Toxic Coworkers: Negative Nellies
Susan avoided Mike at all costs. Mike was a negative Nelly and Susan, a positive person, couldn’t stand listening to him complain about anything and everything. Whenever she saw him in the hall, she pretended to answer her cell phone. Whenever he walked toward her work station, she picked up the phone and pretended she was making a call. Still, Mike managed to corral Susan whenever she didn’t see him coming. And once he started his complaining, there was no turning off the switch. Susan had learned that making upbeat comments had no effect, so she stopped trying to get Mike to see things from a more positive perspective. Being negative was so ingrained into his personality, that’s all Mike seemed to understand.
Negative people can really bring you down, and rarely, if ever, will you be able to bring them up. For these people, something is always wrong. And to a positive person, that becomes tiring quickly.
The best way to deal with a negative Nelly may be, like Susan, to avoid the person at all costs. But you also know that may prove impossible when it’s a coworker with whom you interact on a daily basis. If you can’t learn to ignore the negativity, then speak to the person. Tell him or her how the negativity affects you. Be prepared to offer specific examples. Empathize with the person, but stress that all that negativity brings you down and you’re not willing to listen to it any longer.
Powerful Phrases to Use with Negative Nellies
Define the problem: Every time you speak to me it’s to complain about one thing or another, and it’s really getting to me. All the complaining brings me down. And I empathize with you that you’d like some things to change around here. I’d like some things to change too. But I don’t think that complaining is going to make things better. In fact, for me complaining makes them worse because I’m focused more on what’s wrong than on what’s right. And there are a lot of things that are right too.”
Offer your best solution: “As I mentioned before, I really do understand where you’re
coming from. And I’m glad that you understand that I don’t want to fill my day with negativity. Can we agree to keep our conversation on neutral topics?”
How to Deal with Negative Nellies
Apply the following principles when dealing with a negative Nelly:
- Your best approach may be to ignore the negativity.

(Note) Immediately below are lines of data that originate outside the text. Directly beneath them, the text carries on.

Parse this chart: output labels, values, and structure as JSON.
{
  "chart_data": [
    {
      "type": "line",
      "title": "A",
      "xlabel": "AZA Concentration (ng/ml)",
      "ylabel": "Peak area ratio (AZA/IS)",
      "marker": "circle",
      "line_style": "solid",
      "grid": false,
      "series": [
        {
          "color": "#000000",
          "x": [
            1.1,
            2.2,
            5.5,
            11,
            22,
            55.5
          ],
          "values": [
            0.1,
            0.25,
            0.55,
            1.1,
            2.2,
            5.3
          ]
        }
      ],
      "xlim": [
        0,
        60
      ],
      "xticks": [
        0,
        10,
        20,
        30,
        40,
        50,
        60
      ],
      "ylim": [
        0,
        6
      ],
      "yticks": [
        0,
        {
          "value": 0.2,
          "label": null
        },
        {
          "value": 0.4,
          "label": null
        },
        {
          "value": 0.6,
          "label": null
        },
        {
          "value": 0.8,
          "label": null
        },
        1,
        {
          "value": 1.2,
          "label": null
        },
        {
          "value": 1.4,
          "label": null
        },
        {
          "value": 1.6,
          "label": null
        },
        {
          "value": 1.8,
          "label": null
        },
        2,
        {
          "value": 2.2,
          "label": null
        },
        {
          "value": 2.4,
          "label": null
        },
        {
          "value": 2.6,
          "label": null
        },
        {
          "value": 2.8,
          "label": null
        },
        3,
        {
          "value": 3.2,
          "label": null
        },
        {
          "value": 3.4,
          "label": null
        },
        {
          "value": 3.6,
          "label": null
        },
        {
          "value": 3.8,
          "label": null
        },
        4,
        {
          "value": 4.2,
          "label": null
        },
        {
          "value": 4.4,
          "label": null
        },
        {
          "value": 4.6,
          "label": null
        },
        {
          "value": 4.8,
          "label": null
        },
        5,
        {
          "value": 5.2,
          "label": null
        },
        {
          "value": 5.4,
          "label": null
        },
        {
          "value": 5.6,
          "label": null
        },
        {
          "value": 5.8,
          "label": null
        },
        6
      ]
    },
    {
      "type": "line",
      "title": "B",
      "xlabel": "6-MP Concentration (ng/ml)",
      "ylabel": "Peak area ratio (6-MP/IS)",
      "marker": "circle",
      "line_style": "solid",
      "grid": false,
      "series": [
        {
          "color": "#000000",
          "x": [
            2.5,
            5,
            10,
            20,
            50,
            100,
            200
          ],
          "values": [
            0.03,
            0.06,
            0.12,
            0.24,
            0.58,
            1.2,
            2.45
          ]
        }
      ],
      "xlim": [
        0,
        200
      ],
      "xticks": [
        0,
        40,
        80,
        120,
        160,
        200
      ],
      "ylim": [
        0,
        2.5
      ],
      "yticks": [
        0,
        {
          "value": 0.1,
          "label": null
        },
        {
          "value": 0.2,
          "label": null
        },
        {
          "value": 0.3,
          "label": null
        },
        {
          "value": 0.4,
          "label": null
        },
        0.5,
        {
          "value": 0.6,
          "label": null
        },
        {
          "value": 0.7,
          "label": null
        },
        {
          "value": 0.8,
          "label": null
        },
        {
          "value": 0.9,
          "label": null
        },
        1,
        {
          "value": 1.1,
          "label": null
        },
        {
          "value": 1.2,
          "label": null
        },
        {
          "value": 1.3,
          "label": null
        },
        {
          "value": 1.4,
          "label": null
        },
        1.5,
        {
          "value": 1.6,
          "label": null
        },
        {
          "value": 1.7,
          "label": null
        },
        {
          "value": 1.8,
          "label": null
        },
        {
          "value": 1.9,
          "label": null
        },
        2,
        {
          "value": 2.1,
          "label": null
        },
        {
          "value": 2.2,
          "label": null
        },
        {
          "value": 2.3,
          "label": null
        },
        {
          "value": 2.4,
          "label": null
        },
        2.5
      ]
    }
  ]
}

- Don’t try to cheer this person up. It won’t work.
- Don’t allow a negative Nelly to affect your attitude.
- If you can, avoid the negative Nelly at all costs.

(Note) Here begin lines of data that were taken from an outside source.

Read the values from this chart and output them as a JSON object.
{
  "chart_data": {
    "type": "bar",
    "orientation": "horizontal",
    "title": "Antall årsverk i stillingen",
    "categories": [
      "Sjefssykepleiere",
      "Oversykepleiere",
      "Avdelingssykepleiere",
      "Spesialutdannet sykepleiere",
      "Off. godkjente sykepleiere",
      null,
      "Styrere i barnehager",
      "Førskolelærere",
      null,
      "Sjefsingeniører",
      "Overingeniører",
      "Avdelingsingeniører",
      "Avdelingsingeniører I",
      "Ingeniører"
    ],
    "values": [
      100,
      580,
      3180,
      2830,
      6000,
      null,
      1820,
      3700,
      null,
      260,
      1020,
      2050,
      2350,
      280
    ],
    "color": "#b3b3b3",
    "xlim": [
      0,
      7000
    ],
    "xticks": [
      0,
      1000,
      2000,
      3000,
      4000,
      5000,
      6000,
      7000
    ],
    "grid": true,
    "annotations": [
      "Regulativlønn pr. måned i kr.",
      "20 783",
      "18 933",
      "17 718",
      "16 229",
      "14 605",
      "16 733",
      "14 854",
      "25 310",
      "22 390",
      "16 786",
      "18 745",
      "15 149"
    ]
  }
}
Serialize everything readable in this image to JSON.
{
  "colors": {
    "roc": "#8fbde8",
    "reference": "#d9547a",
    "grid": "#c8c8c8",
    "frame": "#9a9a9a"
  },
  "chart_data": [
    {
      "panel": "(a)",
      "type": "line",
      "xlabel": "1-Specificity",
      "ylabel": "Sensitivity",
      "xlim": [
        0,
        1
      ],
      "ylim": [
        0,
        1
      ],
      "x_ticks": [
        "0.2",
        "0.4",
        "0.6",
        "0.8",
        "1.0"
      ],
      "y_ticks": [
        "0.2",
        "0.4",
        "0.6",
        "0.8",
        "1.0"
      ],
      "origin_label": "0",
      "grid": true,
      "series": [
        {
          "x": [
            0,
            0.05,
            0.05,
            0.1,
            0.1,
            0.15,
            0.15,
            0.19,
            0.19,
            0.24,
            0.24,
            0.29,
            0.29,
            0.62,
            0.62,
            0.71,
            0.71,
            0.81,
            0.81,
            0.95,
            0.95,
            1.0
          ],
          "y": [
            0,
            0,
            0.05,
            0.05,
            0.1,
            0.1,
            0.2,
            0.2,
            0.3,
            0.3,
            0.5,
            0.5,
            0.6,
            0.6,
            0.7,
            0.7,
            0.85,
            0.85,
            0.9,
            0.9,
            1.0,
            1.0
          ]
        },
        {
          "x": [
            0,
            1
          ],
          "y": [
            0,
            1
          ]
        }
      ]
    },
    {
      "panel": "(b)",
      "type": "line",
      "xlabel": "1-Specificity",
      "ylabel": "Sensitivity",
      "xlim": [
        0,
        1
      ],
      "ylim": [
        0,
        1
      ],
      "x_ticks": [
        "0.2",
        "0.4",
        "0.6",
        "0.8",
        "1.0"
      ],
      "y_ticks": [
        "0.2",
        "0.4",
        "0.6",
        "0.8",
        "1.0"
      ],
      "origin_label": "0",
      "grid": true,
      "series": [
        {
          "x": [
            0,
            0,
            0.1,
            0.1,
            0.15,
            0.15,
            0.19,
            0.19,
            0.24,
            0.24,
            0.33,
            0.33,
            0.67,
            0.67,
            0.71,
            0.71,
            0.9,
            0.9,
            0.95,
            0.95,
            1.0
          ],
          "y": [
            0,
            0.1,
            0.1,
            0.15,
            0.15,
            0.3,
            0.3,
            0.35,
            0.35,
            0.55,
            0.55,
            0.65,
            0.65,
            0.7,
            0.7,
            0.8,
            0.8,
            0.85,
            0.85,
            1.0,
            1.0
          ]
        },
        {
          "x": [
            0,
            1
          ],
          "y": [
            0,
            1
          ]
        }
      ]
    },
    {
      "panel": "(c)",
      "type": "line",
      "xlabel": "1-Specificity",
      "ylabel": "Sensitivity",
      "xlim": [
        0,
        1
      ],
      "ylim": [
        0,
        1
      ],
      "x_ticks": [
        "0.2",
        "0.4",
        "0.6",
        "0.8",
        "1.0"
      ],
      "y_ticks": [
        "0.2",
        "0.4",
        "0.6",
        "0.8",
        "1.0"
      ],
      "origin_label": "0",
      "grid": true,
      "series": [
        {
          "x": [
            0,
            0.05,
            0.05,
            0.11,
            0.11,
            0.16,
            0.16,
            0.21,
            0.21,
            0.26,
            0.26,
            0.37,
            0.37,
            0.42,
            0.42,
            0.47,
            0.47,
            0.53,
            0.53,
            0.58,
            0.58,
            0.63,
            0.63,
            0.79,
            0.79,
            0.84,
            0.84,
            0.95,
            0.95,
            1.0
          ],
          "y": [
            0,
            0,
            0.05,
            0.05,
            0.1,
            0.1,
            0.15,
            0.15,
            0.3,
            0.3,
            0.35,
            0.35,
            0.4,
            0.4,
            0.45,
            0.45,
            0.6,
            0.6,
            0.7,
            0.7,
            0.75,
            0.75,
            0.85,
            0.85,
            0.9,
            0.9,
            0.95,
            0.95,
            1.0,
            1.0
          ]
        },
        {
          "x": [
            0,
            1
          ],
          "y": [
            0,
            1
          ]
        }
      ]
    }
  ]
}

- Take your break and eat lunch at a different time, which may help you avoid entering into conversations.
- If you can't avoid this person, then speak up.
- State how the negativity brings you down.
- Confidently tell the person you’re not willing to listen to all the complaining.
- Be prepared to cite examples if the person denies being a constant complainer.
- Make sure the person understands how the negativity is affecting you, as this will help the negative Nelly understand that it’s causing you a problem.
- Offer a compromise by assertively saying that you want to keep your conversations on neutral topics.
- It may help to empathize with the person, but be very clear that you aren’t willing to continue listening to the complaining.